From: Lawrence Paulson <lp15@cam.ac.uk>
If a chain is necessarily indexed by the natural numbers, then your problem is trivial. Without that restriction, the set of countable ordinals is a counterexample to your proposition. This set is totally ordered, and uncountable.

--lcp

view this post on Zulip Email Gateway (Aug 19 2022 at 17:28):

From: Till Mossakowski <mossakow@iws.cs.uni-magdeburg.de>
Of course, the union of a countable chain of countable sets is countable
again.
However, the union of an uncountable chain of countable sets generally
is not, nor can such a chain be represented as object of type "nat =>
nat => 'a".

Best, Till

view this post on Zulip Email Gateway (Aug 19 2022 at 17:28):

From: Christian Sternagel <c.sternagel@gmail.com>
On Mar 20, 2015 22:42, "Joachim Breitner" <breitner@kit.edu> wrote:

Hi,

Am Freitag, den 20.03.2015, 16:15 +0100 schrieb Bertram Felgenhauer:

Andreas Lochbihler wrote:

I am wondering whether the countable sets ordered by inclusion forms a
chain-complete partial order. In other words: If C is a chain of
countable
sets, is the union of all the sets in C countable again?

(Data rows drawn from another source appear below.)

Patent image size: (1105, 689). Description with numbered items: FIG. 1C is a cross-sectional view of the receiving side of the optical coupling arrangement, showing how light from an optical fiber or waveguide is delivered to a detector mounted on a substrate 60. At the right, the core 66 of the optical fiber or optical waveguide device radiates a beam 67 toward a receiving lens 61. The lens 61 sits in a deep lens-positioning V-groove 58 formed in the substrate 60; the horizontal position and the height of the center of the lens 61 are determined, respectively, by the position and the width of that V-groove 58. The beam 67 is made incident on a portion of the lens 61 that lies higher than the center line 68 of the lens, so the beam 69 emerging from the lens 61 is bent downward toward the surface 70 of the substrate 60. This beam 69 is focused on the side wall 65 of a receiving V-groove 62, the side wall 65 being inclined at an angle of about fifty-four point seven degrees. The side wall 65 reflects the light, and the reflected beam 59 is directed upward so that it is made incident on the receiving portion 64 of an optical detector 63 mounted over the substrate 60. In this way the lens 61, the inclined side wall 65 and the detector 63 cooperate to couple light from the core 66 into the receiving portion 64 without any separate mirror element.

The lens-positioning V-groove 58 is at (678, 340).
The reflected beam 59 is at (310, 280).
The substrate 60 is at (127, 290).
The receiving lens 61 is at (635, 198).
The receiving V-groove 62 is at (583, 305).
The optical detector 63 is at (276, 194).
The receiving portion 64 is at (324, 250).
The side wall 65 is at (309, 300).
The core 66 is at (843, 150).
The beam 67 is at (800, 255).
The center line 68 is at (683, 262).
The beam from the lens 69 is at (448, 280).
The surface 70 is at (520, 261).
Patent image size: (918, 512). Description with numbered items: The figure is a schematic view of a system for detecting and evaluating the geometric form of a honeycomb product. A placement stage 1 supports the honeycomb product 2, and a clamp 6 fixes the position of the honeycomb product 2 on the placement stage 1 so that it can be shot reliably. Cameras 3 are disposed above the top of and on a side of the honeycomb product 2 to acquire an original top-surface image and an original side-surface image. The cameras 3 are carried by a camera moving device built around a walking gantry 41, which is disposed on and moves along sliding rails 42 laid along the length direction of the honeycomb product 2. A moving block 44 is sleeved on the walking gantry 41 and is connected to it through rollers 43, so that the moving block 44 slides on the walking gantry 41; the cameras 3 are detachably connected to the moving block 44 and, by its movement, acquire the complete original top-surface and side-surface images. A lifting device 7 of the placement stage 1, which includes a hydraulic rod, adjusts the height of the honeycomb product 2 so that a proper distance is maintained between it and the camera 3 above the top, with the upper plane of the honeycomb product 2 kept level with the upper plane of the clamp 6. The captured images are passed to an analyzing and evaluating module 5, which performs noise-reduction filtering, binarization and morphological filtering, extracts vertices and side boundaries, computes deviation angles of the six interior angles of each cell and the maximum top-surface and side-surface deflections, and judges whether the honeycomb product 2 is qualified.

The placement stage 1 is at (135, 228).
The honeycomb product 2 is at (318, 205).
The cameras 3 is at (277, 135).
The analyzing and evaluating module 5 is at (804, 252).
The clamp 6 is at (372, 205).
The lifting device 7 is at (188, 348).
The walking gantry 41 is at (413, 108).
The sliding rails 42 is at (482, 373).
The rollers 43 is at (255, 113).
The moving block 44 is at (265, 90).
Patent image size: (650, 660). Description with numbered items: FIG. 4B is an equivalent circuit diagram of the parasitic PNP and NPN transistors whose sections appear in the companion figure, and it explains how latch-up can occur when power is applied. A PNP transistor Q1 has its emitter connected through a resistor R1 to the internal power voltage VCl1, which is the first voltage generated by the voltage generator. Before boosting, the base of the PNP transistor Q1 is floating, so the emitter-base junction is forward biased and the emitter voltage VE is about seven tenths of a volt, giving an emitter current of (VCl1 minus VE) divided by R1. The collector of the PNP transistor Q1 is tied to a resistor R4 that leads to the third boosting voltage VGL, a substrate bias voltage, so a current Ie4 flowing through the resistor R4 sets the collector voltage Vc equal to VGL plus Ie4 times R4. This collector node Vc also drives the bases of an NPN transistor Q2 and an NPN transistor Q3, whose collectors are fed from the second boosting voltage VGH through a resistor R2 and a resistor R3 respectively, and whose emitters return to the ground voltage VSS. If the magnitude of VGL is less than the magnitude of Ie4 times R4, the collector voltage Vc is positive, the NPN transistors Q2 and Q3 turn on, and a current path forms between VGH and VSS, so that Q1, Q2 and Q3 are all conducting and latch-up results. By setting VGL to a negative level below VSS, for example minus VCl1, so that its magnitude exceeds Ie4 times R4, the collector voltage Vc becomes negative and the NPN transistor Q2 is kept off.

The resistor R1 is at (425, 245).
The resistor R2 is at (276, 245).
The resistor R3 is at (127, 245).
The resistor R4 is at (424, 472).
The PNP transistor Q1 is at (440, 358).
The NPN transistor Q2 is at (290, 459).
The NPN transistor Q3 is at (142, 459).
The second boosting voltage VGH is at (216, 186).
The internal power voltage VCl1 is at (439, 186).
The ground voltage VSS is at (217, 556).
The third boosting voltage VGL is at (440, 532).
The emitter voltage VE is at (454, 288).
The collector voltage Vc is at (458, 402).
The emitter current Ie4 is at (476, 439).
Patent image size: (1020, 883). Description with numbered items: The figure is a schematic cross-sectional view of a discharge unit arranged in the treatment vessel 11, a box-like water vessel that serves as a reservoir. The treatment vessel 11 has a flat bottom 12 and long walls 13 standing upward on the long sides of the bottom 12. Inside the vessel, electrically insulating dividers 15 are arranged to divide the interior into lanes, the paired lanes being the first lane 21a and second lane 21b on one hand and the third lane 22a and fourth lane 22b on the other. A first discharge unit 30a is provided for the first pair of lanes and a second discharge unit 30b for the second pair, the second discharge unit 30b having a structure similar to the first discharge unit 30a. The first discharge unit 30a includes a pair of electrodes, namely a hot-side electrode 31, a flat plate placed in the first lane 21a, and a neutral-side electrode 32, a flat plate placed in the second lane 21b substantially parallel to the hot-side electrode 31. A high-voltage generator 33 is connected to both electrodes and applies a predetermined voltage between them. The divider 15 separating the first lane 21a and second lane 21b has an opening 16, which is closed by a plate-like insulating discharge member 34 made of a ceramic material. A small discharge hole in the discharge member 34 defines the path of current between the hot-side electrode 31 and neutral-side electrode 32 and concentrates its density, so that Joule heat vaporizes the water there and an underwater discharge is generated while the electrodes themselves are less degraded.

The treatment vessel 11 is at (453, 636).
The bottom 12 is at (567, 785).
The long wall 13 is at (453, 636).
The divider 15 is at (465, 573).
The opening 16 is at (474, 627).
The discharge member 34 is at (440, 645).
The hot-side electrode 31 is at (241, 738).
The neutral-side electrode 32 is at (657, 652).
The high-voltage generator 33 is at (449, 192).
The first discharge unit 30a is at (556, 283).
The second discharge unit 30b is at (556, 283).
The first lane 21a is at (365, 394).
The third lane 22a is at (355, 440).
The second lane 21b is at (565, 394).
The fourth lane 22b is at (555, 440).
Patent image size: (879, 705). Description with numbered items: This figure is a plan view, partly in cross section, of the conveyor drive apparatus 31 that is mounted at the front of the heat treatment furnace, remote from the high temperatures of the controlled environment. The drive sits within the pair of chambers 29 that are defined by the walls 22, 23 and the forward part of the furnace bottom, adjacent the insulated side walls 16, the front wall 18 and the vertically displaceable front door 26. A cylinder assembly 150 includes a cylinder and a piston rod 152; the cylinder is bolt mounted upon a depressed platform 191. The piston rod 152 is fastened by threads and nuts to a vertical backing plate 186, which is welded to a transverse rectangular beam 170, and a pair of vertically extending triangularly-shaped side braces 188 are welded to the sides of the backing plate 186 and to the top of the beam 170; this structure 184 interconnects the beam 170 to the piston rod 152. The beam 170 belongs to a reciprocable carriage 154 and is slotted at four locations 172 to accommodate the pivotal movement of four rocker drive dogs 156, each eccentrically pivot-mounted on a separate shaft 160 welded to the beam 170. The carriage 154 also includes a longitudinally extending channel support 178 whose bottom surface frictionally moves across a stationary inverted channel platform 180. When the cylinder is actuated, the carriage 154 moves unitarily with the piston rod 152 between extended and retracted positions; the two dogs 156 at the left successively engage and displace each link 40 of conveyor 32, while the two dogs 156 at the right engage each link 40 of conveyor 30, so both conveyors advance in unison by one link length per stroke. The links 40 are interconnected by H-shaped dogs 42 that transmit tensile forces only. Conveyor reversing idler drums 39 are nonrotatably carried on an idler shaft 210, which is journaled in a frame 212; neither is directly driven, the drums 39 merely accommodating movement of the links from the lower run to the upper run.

The answer is no. For example, let C be the least uncountable ordinal
number; then all its elements are countable, but their union is C
itself, because C is a limit ordinal.

but is C a chain, e.g. totally ordered?

I would say the answer is yes:
A countable set over 'a can be represented as "nat => 'a", a chain of
those would be "nat => nat => 'a".

Maybe it should be clarified whether we are talking about countable chains
here, or arbitrary totally ordered sets of sets?

So using any bijection

"nat => (nat × nat)", we can show that there are countable many 'a’s in
there.

Greetings,
Joachim

--
Dipl.-Math. Dipl.-Inform. Joachim Breitner
Wissenschaftlicher Mitarbeiter
http://pp.ipd.kit.edu/~breitner

view this post on Zulip Email Gateway (Aug 19 2022 at 17:28):

From: Christian Sternagel <c.sternagel@gmail.com>
Sorry for my previous odd interjection into this thread. Somehow my
mobile device managed to just show me Joachim's original mail but not
all the replies that were sent in the meantime.

chris

view this post on Zulip Email Gateway (Aug 19 2022 at 17:28):

From: Lochbihler Andreas <andreas.lochbihler@inf.ethz.ch>
Dear Bertram,

Thanks a lot for the counterexample. Of course, I was thinking of uncountable chains, which are used in the definition of the ccpo class in Complete_Partial_Order. Otherwise the question is trivial. So, there is no ccpo instance for cset :-(.

Best,
Andreas


Last updated: Nov 21 2024 at 12:39 UTC